Lors d’une réaction chimique, les molécules constituant la matière sont transformées. Il paraît inconcevable de vouloir influencer le résultat de ces transformations en agissant sur le lieu dans lequel elles se déroulent plutôt que sur les molécules elles-mêmes. C’est pourtant ce que des chercheurs de l’ISIS, une UMR du campus strasbourgeois, ont réussi à accomplir en utilisant un dispositif constitué de deux miroirs en or espacés de quelques micromètres, que les physiciens appellent « cavité optique ».

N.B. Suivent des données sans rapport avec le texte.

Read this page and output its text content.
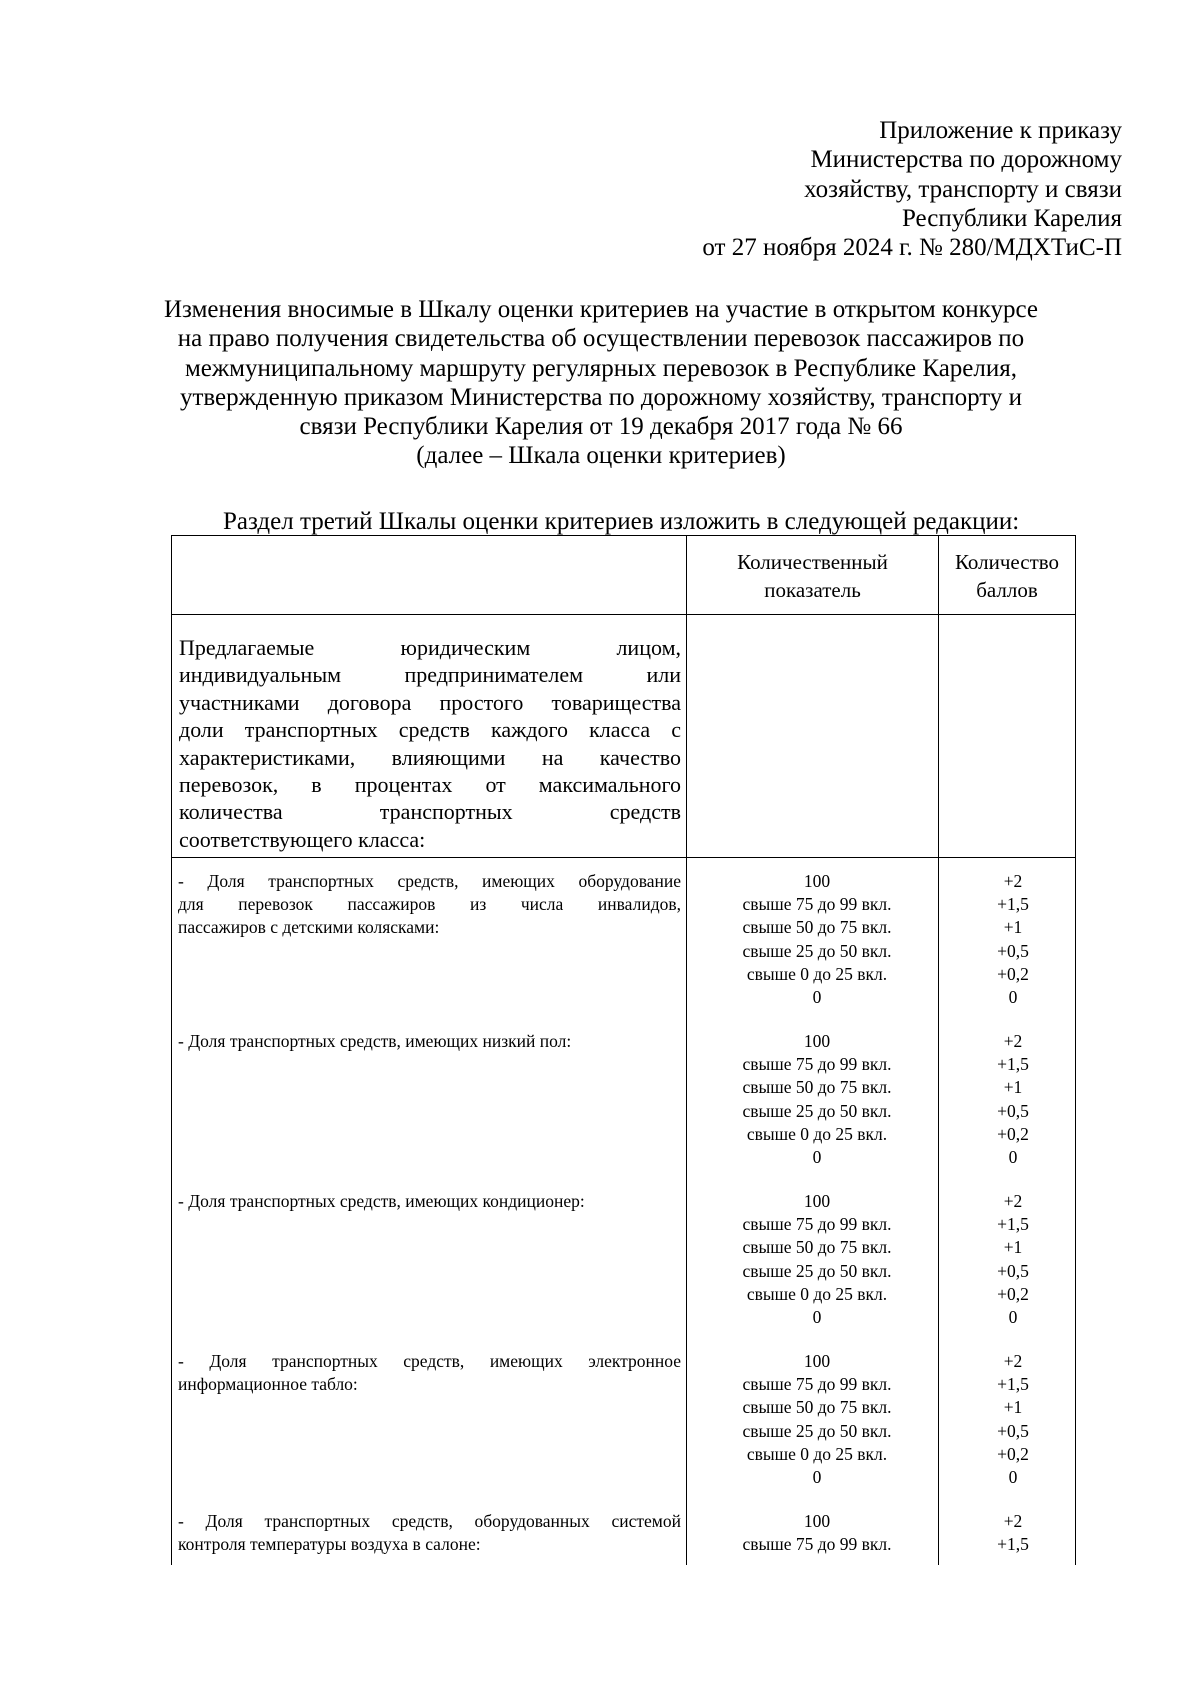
Приложение к приказу
Министерства по дорожному
хозяйству, транспорту и связи
Республики Карелия
от 27 ноября 2024 г. № 280/МДХТиС-П
Изменения вносимые в Шкалу оценки критериев на участие в открытом конкурсе
на право получения свидетельства об осуществлении перевозок пассажиров по
межмуниципальному маршруту регулярных перевозок в Республике Карелия,
утвержденную приказом Министерства по дорожному хозяйству, транспорту и
связи Республики Карелия от 19 декабря 2017 года № 66
(далее – Шкала оценки критериев)
Раздел третий Шкалы оценки критериев изложить в следующей редакции:
Количественный
показатель
Количество
баллов
Предлагаемые юридическим лицом,
индивидуальным предпринимателем или
участниками договора простого товарищества
доли транспортных средств каждого класса с
характеристиками, влияющими на качество
перевозок, в процентах от максимального
количества транспортных средств
соответствующего класса:
- Доля транспортных средств, имеющих оборудование
для перевозок пассажиров из числа инвалидов,
пассажиров с детскими колясками:
100
свыше 75 до 99 вкл.
свыше 50 до 75 вкл.
свыше 25 до 50 вкл.
свыше 0 до 25 вкл.
0
+2
+1,5
+1
+0,5
+0,2
0
- Доля транспортных средств, имеющих низкий пол:	100
свыше 75 до 99 вкл.
свыше 50 до 75 вкл.
свыше 25 до 50 вкл.
свыше 0 до 25 вкл.
0
+2
+1,5
+1
+0,5
+0,2
0
- Доля транспортных средств, имеющих кондиционер:	100
свыше 75 до 99 вкл.
свыше 50 до 75 вкл.
свыше 25 до 50 вкл.
свыше 0 до 25 вкл.
0
+2
+1,5
+1
+0,5
+0,2
0
- Доля транспортных средств, имеющих электронное
информационное табло:
100
свыше 75 до 99 вкл.
свыше 50 до 75 вкл.
свыше 25 до 50 вкл.
свыше 0 до 25 вкл.
0
+2
+1,5
+1
+0,5
+0,2
0
- Доля транспортных средств, оборудованных системой
контроля температуры воздуха в салоне:
100
свыше 75 до 99 вкл.
+2
+1,5
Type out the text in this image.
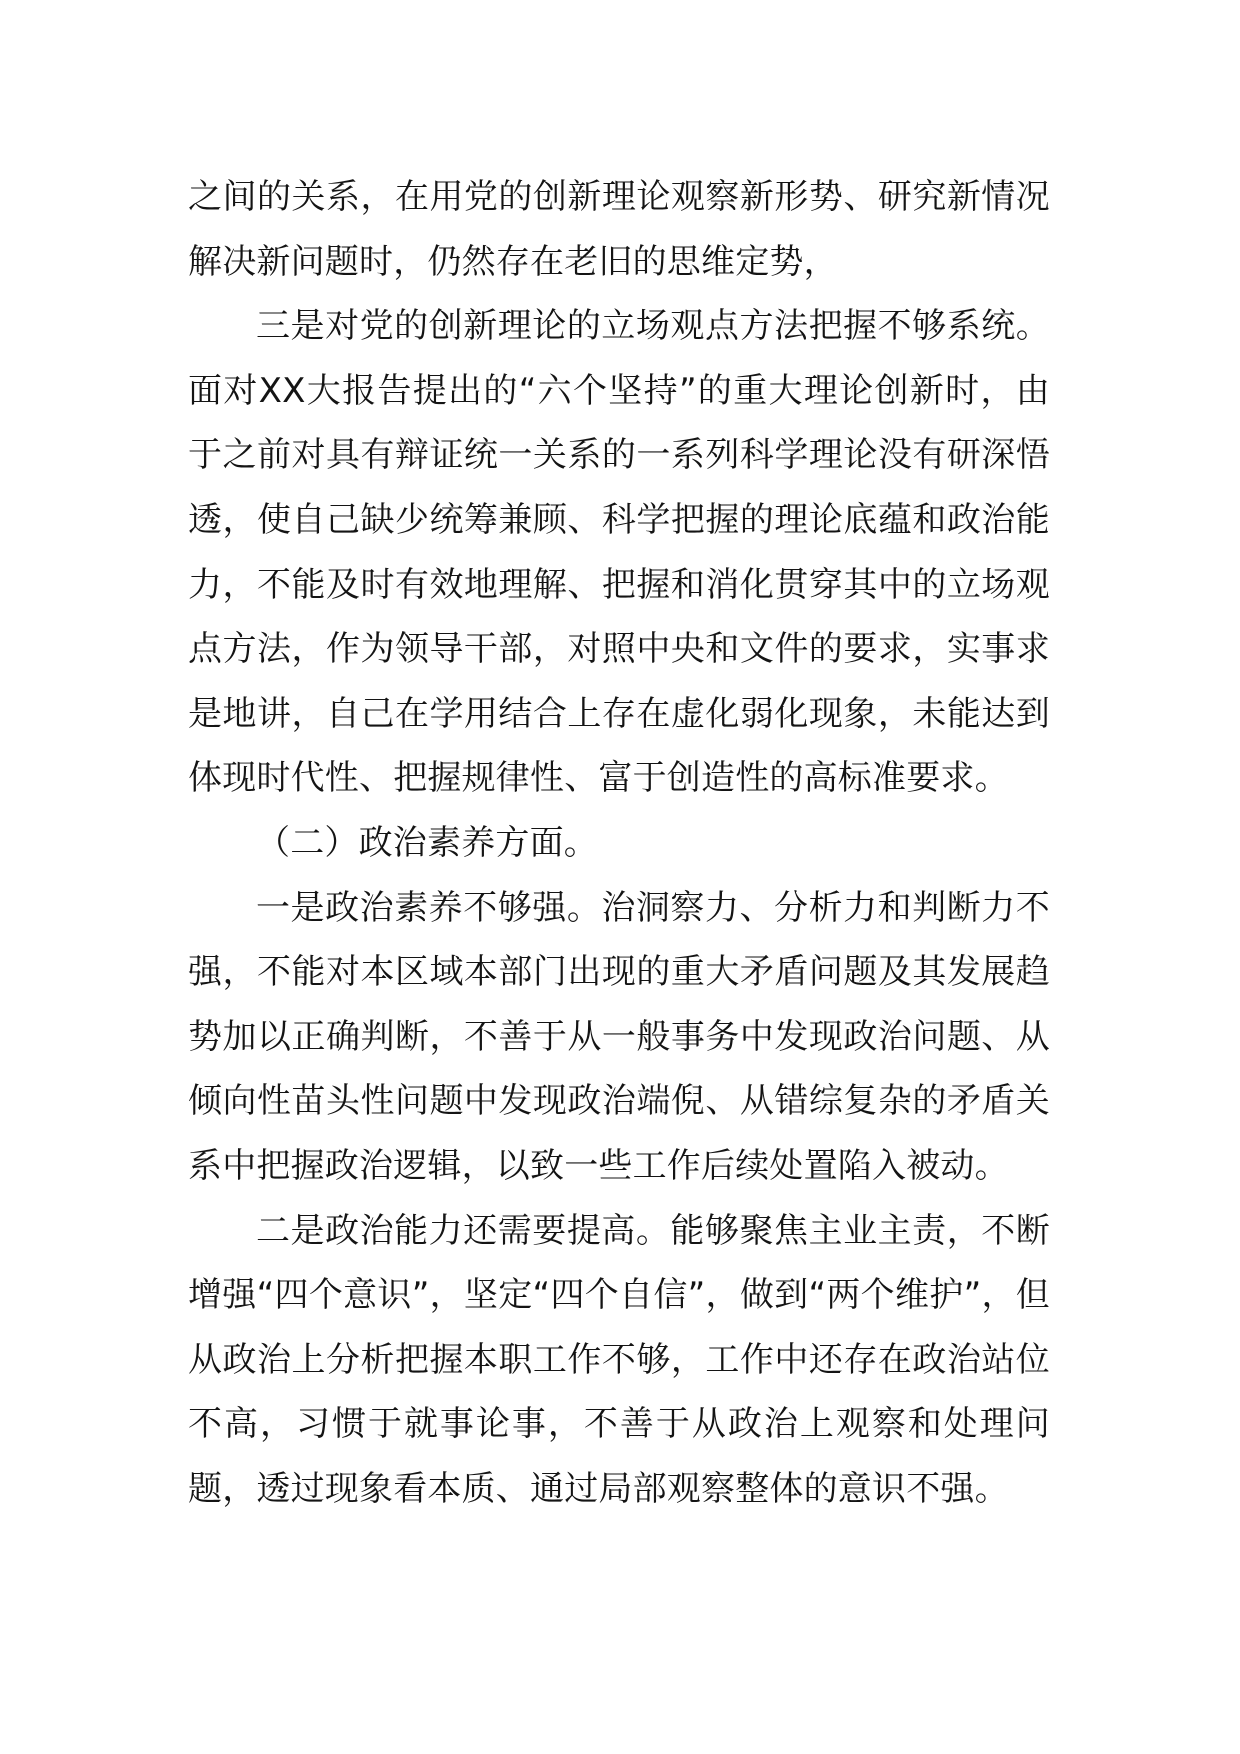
之间的关系，在用党的创新理论观察新形势、研究新情况解决新问题时，仍然存在老旧的思维定势，

三是对党的创新理论的立场观点方法把握不够系统。面对XX大报告提出的“六个坚持”的重大理论创新时，由于之前对具有辩证统一关系的一系列科学理论没有研深悟透，使自己缺少统筹兼顾、科学把握的理论底蕴和政治能力，不能及时有效地理解、把握和消化贯穿其中的立场观点方法，作为领导干部，对照中央和文件的要求，实事求是地讲，自己在学用结合上存在虚化弱化现象，未能达到体现时代性、把握规律性、富于创造性的高标准要求。

（二）政治素养方面。

一是政治素养不够强。治洞察力、分析力和判断力不强，不能对本区域本部门出现的重大矛盾问题及其发展趋势加以正确判断，不善于从一般事务中发现政治问题、从倾向性苗头性问题中发现政治端倪、从错综复杂的矛盾关系中把握政治逻辑，以致一些工作后续处置陷入被动。

二是政治能力还需要提高。能够聚焦主业主责，不断增强“四个意识”，坚定“四个自信”，做到“两个维护”，但从政治上分析把握本职工作不够，工作中还存在政治站位不高，习惯于就事论事，不善于从政治上观察和处理问题，透过现象看本质、通过局部观察整体的意识不强。
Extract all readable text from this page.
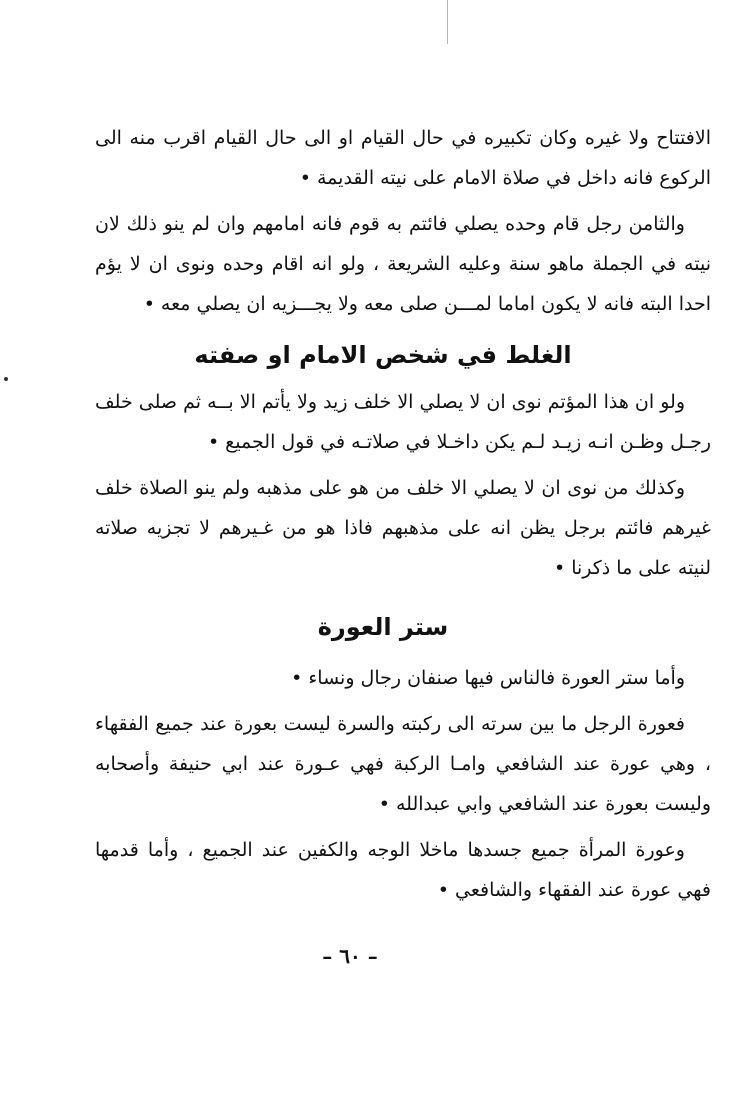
الافتتاح ولا غيره وكان تكبيره في حال القيام او الى حال القيام اقرب منه الى الركوع فانه داخل في صلاة الامام على نيته القديمة •

والثامن رجل قام وحده يصلي فائتم به قوم فانه امامهم وان لم ينو ذلك لان نيته في الجملة ماهو سنة وعليه الشريعة ، ولو انه اقام وحده ونوى ان لا يؤم احدا البته فانه لا يكون اماما لمـــن صلى معه ولا يجـــزيه ان يصلي معه •

الغلط في شخص الامام او صفته

ولو ان هذا المؤتم نوى ان لا يصلي الا خلف زيد ولا يأتم الا بــه ثم صلى خلف رجـل وظـن انـه زيـد لـم يكن داخـلا في صلاتـه في قول الجميع •

وكذلك من نوى ان لا يصلي الا خلف من هو على مذهبه ولم ينو الصلاة خلف غيرهم فائتم برجل يظن انه على مذهبهم فاذا هو من غـيرهم لا تجزيه صلاته لنيته على ما ذكرنا •

ستر العورة

وأما ستر العورة فالناس فيها صنفان رجال ونساء •

فعورة الرجل ما بين سرته الى ركبته والسرة ليست بعورة عند جميع الفقهاء ، وهي عورة عند الشافعي وامـا الركبة فهي عـورة عند ابي حنيفة وأصحابه وليست بعورة عند الشافعي وابي عبدالله •

وعورة المرأة جميع جسدها ماخلا الوجه والكفين عند الجميع ، وأما قدمها فهي عورة عند الفقهاء والشافعي •

– ٦٠ –
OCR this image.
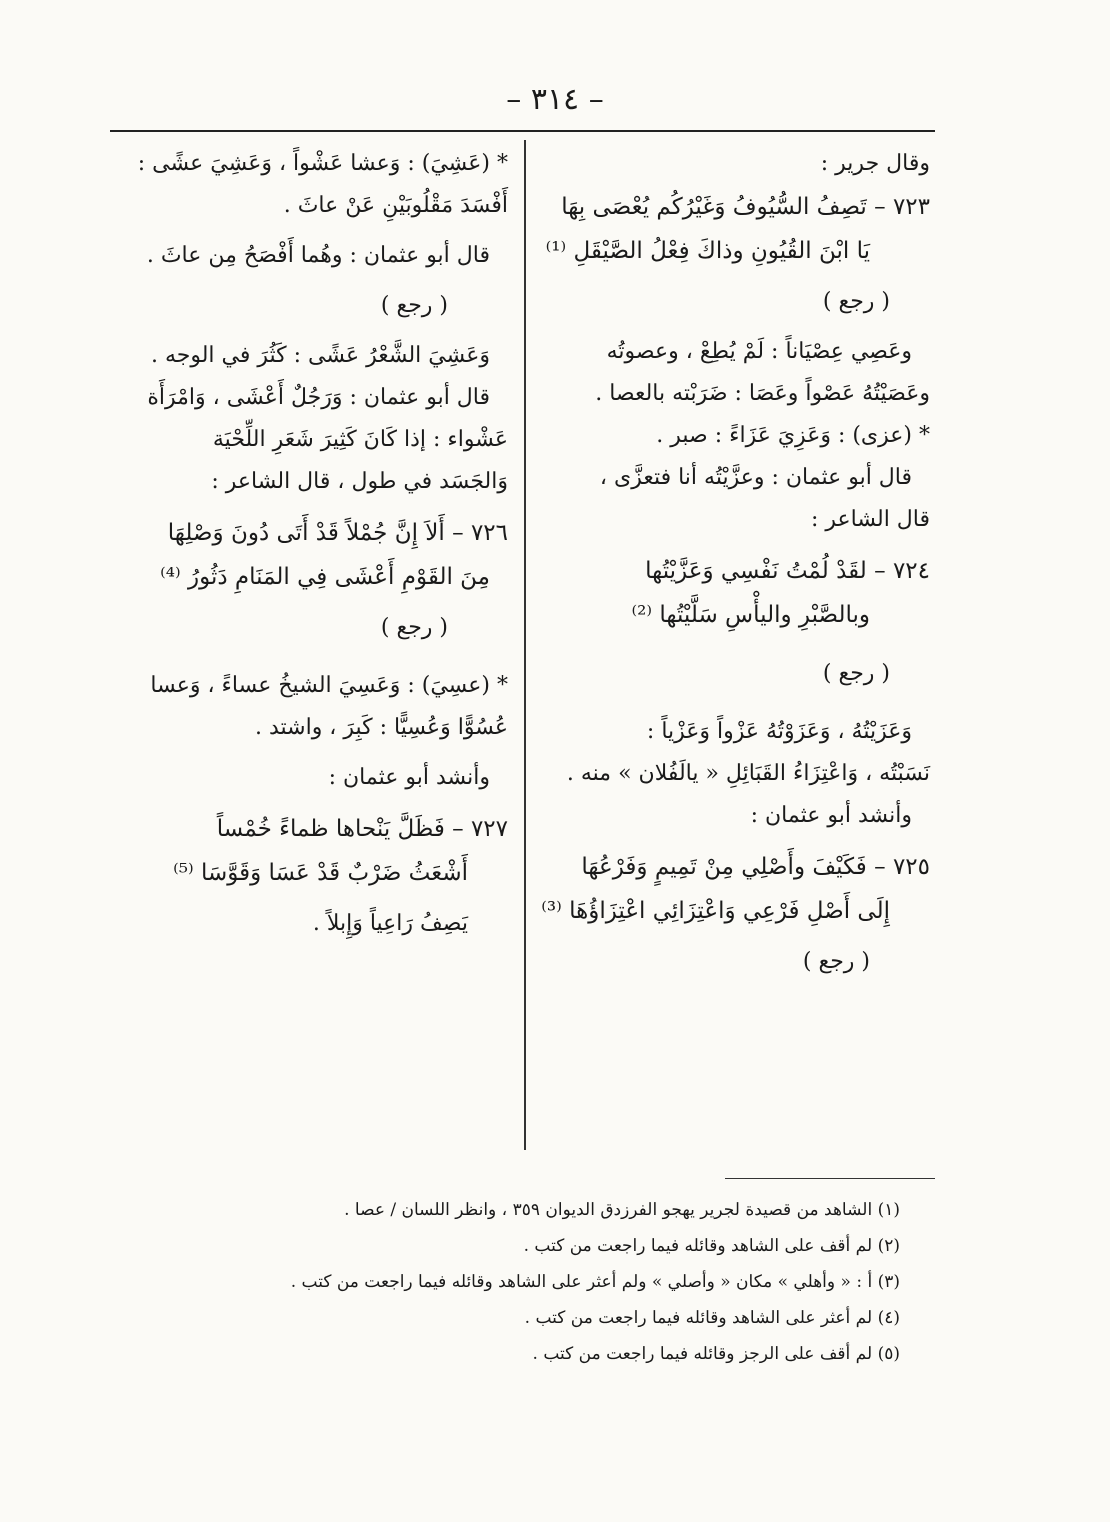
– ٣١٤ –

وقال جرير :

٧٢٣ – تَصِفُ السُّيُوفُ وَغَيْرُكُم يُعْصَى بِهَا

يَا ابْنَ القُيُونِ وذاكَ فِعْلُ الصَّيْقَلِ ⁽¹⁾

( رجع )

وعَصِي عِصْيَاناً : لَمْ يُطِعْ ، وعصوتُه

وعَصَيْتُهُ عَصْواً وعَصَا : ضَرَبْته بالعصا .

* (عزى) : وَعَزِيَ عَزَاءً : صبر .

قال أبو عثمان : وعزَّيْتُه أنا فتعزَّى ،

قال الشاعر :

٧٢٤ – لقَدْ لُمْتُ نَفْسِي وَعَزَّيْتُها

وبالصَّبْرِ واليأْسِ سَلَّيْتُها ⁽²⁾

( رجع )

وَعَزَيْتُهُ ، وَعَزَوْتُهُ عَزْواً وَعَزْياً :

نَسَبْتُه ، وَاعْتِزَاءُ القَبَائِلِ « يالَفُلان » منه .

وأنشد أبو عثمان :

٧٢٥ – فَكَيْفَ وأَصْلِي مِنْ تَمِيمٍ وَفَرْعُهَا

إِلَى أَصْلِ فَرْعِي وَاعْتِزَائِي اعْتِزَاؤُهَا ⁽³⁾

( رجع )

* (عَشِيَ) : وَعشا عَشْواً ، وَعَشِيَ عشًى :

أَفْسَدَ مَقْلُوبَيْنِ عَنْ عاثَ .

قال أبو عثمان : وهُما أَفْصَحُ مِن عاثَ .

( رجع )

وَعَشِيَ الشَّعْرُ عَشًى : كَثُرَ في الوجه .

قال أبو عثمان : وَرَجُلٌ أَعْشَى ، وَامْرَأَة

عَشْواء : إذا كَانَ كَثِيرَ شَعَرِ اللِّحْيَة

وَالجَسَد في طول ، قال الشاعر :

٧٢٦ – أَلاَ إِنَّ جُمْلاً قَدْ أَتَى دُونَ وَصْلِهَا

مِنَ القَوْمِ أَعْشَى فِي المَنَامِ دَثُورُ ⁽⁴⁾

( رجع )

* (عسِيَ) : وَعَسِيَ الشيخُ عساءً ، وَعسا

عُسُوًّا وَعُسِيًّا : كَبِرَ ، واشتد .

وأنشد أبو عثمان :

٧٢٧ – فَظَلَّ يَنْحاها ظماءً خُمْساً

أَشْعَثُ ضَرْبٌ قَدْ عَسَا وَقَوَّسَا ⁽⁵⁾

يَصِفُ رَاعِياً وَإِبلاً .

(١) الشاهد من قصيدة لجرير يهجو الفرزدق الديوان ٣٥٩ ، وانظر اللسان / عصا .

(٢) لم أقف على الشاهد وقائله فيما راجعت من كتب .

(٣) أ : « وأهلي » مكان « وأصلي » ولم أعثر على الشاهد وقائله فيما راجعت من كتب .

(٤) لم أعثر على الشاهد وقائله فيما راجعت من كتب .

(٥) لم أقف على الرجز وقائله فيما راجعت من كتب .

            A l’intérieur de ces cavités microscopiques, comme partout dans la nature, on trouve des fluctuations électromagnétiques, même dans l’obscurité, qui peuvent être vues comme des ondes confinées entre deux parois. Lorsque les parois sont espacées d’une longueur appropriée, elles sont amplifiées de la même façon que le mouvement d’une balançoire s’amplifie quand on la pousse à intervalles réguliers correspondant à sa fréquence de balancement. Si on injecte un liquide entre les parois de la cavité, les fluctuations électromagnétiques peuvent interagir avec les molécules se trouvant à l’intérieur si la cavité est résonante avec une transition moléculaire. Par exemple si la cavité est résonante avec une vibration moléculaire et que l’interaction est suffisamment forte, les vibrations et la résonance optique forment des états hybrides (à moitié photonique et à moitié vibrationnelle). On dit alors que les molécules sont sous l’influence du couplage fort vibrationnel (VSC).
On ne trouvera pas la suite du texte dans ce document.